The crew onboard SPC's chartered vessel the Gutsy Lady tagged 6,387 tuna on a seven-week voyage in Kiribati and the Phoenix Islands Protected Area that ends when the vessel returns to Honolulu Saturday.
They have been using two types of tags. One was a conventional spaghetti-style plastic dart tag and the more sophisticated electronic tags that were surgically implanted, said SPC fisheries scientist Dr Joe Phillips.
"The electronic tags record information about the fish and the ocean environment," said Phillips.
"When the tags are returned, we evaluate the data stored on these electronic tags."
Scientists were able to learn things from the data stored on the electronic tags such as how much time tuna spend around fish aggregating devices (FADs), and school cohesion around the FADs.
The scientists said tagging was critical to show exactly how fishing pressure, climate change and improvements in fishing technology affected the health of the fishery.
Nicol said key to the success of the current tagging voyage was cooperation with the fishing industry.

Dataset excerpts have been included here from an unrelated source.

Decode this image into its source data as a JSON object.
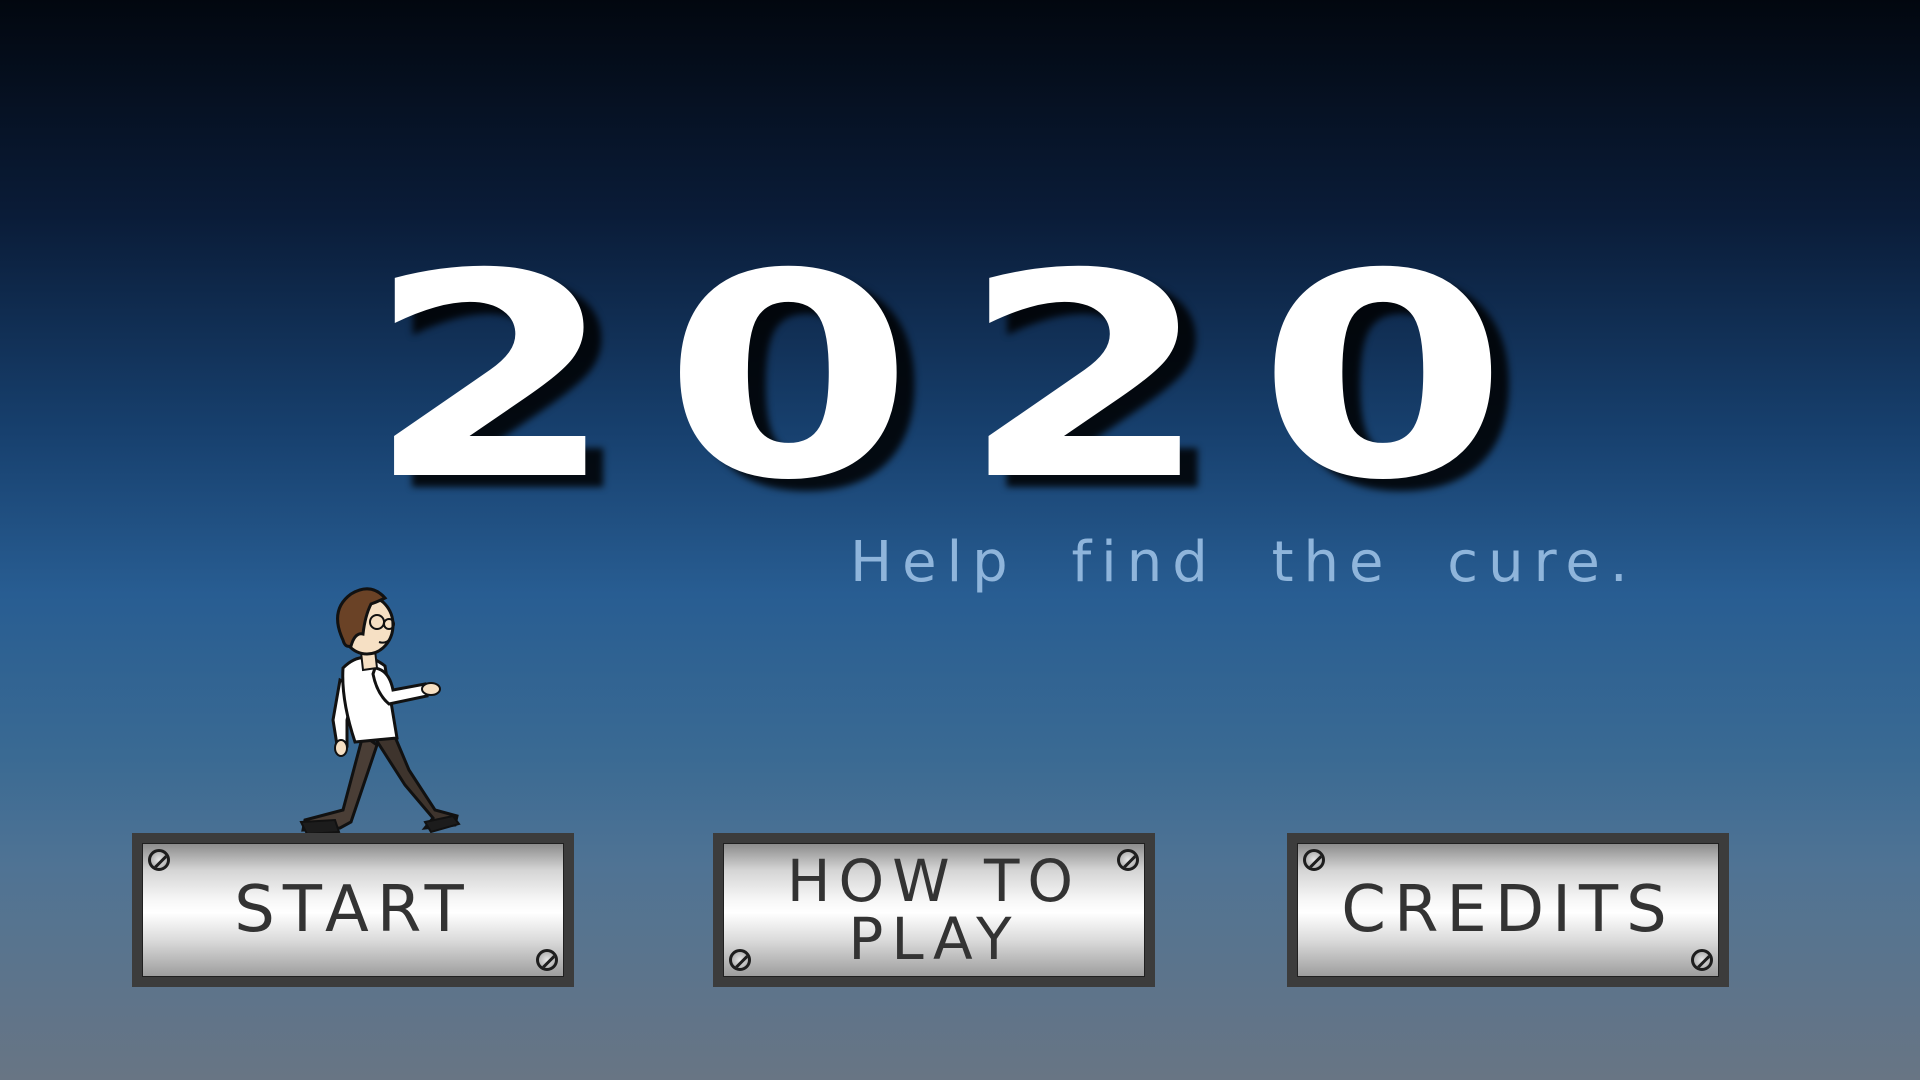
{
  "title": "2020",
  "tagline": "Help find the cure.",
  "menu": {
    "start_label": "START",
    "how_to_play_label": "HOW TO\nPLAY",
    "credits_label": "CREDITS"
  },
  "character": "walking-scientist",
  "colors": {
    "sky_top": "#02070f",
    "sky_middle": "#285d92",
    "sky_bottom": "#687584",
    "title": "#ffffff",
    "tagline": "#8fb5db",
    "button_frame": "#3c3c3c",
    "button_text": "#333333"
  }
}
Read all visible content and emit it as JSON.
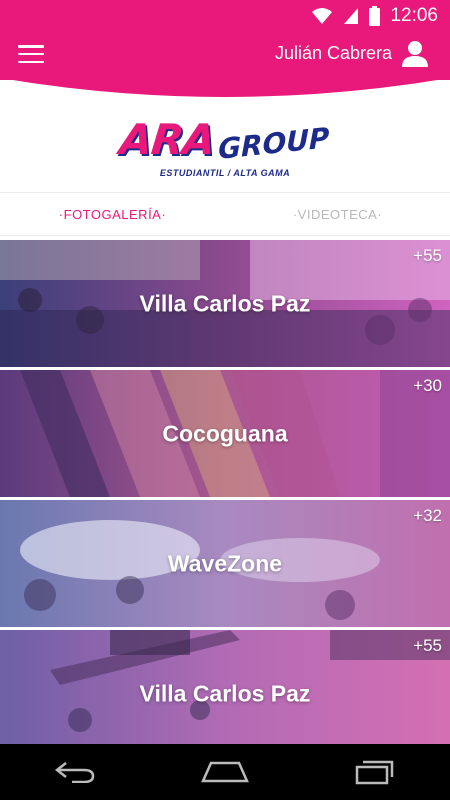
{
  "status_bar": {
    "time": "12:06"
  },
  "header": {
    "user_name": "Julián Cabrera"
  },
  "logo": {
    "main": "ARA",
    "secondary": "GROUP",
    "tagline": "ESTUDIANTIL / ALTA GAMA"
  },
  "tabs": [
    {
      "label": "·FOTOGALERÍA·",
      "active": true
    },
    {
      "label": "·VIDEOTECA·",
      "active": false
    }
  ],
  "gallery": [
    {
      "title": "Villa Carlos Paz",
      "count": "+55"
    },
    {
      "title": "Cocoguana",
      "count": "+30"
    },
    {
      "title": "WaveZone",
      "count": "+32"
    },
    {
      "title": "Villa Carlos Paz",
      "count": "+55"
    }
  ],
  "colors": {
    "brand_pink": "#e8197a",
    "brand_blue": "#1c2a8a"
  }
}
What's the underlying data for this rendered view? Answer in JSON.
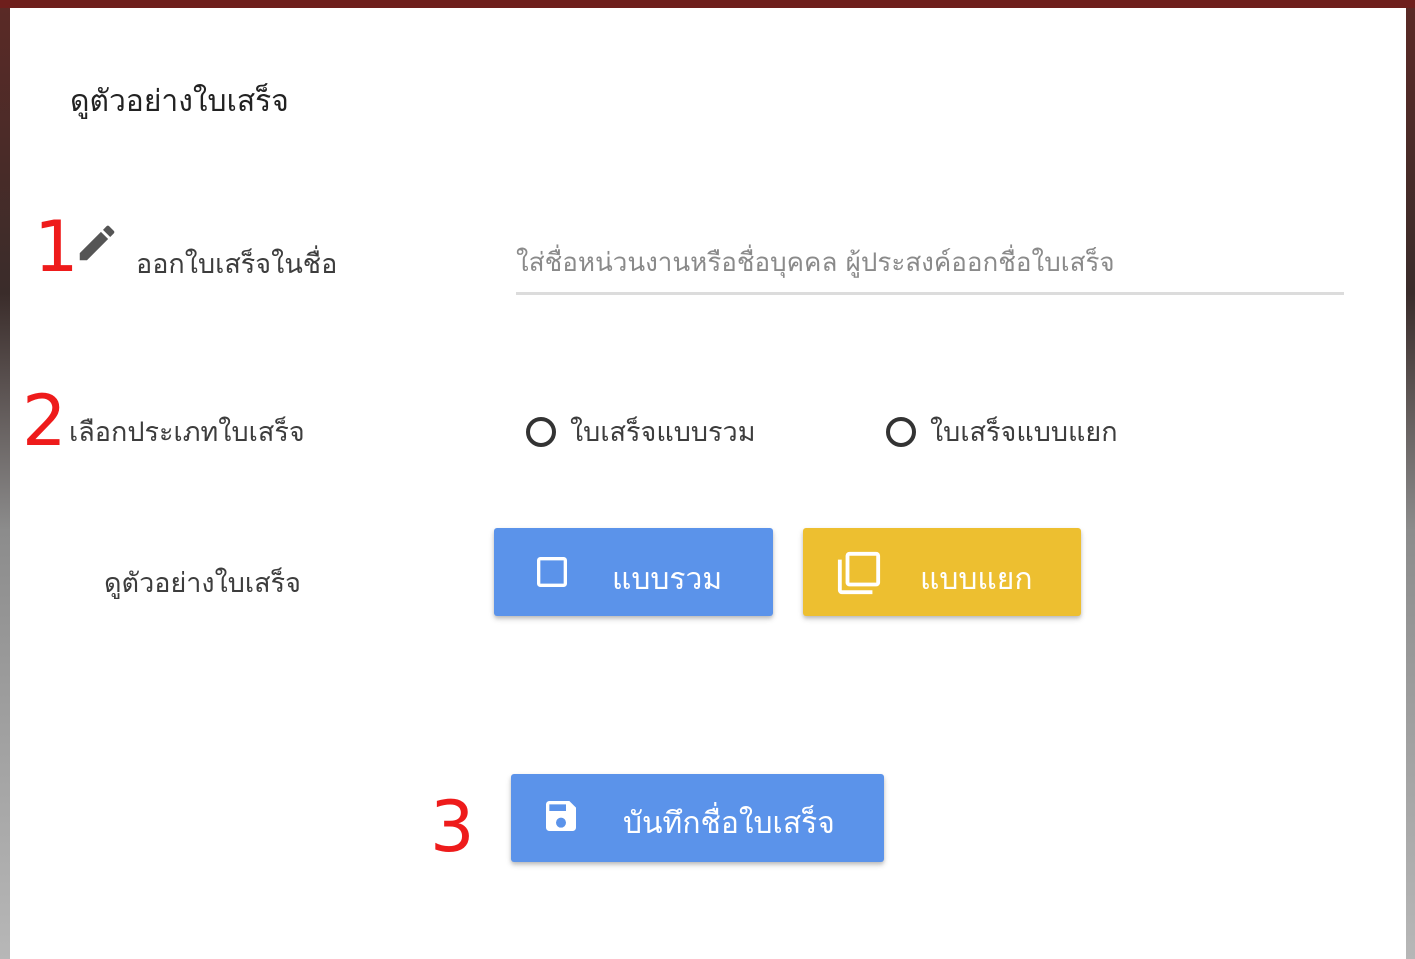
{
  "dialog": {
    "title": "ดูตัวอย่างใบเสร็จ"
  },
  "steps": {
    "step1": "1",
    "step2": "2",
    "step3": "3"
  },
  "name_row": {
    "icon": "pencil-icon",
    "label": "ออกใบเสร็จในชื่อ",
    "input_value": "",
    "input_placeholder": "ใส่ชื่อหน่วนงานหรือชื่อบุคคล ผู้ประสงค์ออกชื่อใบเสร็จ"
  },
  "type_row": {
    "label": "เลือกประเภทใบเสร็จ",
    "options": [
      {
        "label": "ใบเสร็จแบบรวม",
        "selected": false
      },
      {
        "label": "ใบเสร็จแบบแยก",
        "selected": false
      }
    ]
  },
  "preview_row": {
    "label": "ดูตัวอย่างใบเสร็จ",
    "combined_button": {
      "label": "แบบรวม",
      "icon": "square-outline-icon",
      "color": "#5b93ea"
    },
    "separate_button": {
      "label": "แบบแยก",
      "icon": "copy-icon",
      "color": "#edbf30"
    }
  },
  "save_button": {
    "label": "บันทึกชื่อใบเสร็จ",
    "icon": "save-icon",
    "color": "#5b93ea"
  },
  "colors": {
    "step_number": "#ee1b1b",
    "primary": "#5b93ea",
    "warning": "#edbf30"
  }
}
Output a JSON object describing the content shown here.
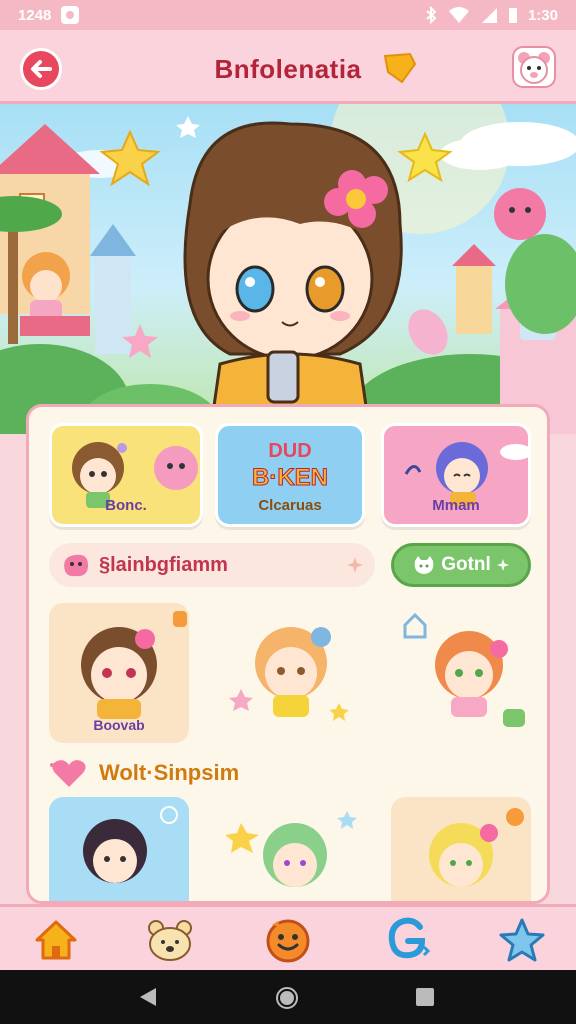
{
  "status_bar": {
    "time": "1248",
    "right_time": "1:30"
  },
  "app_bar": {
    "title": "Bnfolenatia"
  },
  "features": [
    {
      "label": "Bonc."
    },
    {
      "label": "Clcaruas",
      "sign_top": "DUD",
      "sign_bottom": "B·KEN"
    },
    {
      "label": "Mmam"
    }
  ],
  "search": {
    "text": "§lainbgfiamm"
  },
  "goto_button": {
    "label": "Gotnl"
  },
  "stickers_row1": [
    {
      "label": "Boovab"
    },
    {
      "label": ""
    },
    {
      "label": ""
    }
  ],
  "section": {
    "title": "Wolt·Sinpsim"
  },
  "colors": {
    "accent": "#e8475e",
    "brand_title": "#b3243b",
    "nav_bg": "#fbd3dc",
    "action_green": "#7bc56b"
  },
  "icons": {
    "back": "arrow-left-icon",
    "tag": "price-tag-icon",
    "bear": "bear-face-icon",
    "nav": [
      "home-icon",
      "bear-icon",
      "smile-face-icon",
      "sticker-g-icon",
      "star-icon"
    ]
  }
}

"This is one of the most successful trips," he said, adding this reflected the "fantastic collaboration with industry, which has been providing daily updates from their electronic monitoring (of tuna schools) to direct us (crew on the Gutsy Lady) to areas of expected high tuna abundance."
Phillips said good support from the Kiribati government facilitated the voyage in Kiribati's vast exclusive economic zone.
The collaboration with the tuna industry and Tuna Commission members in the region was what made the tuna tagging programme work. "The tagging benefits everyone," Phillips said.
Because of the volume of tuna caught annually and the value to industry and the islands, credible stock assessments were essential to ensuring fishing rules and harvest limits could be made based on solid information, the two scientists said.
"By our estimate, the stocks are in good shape," said Phillips.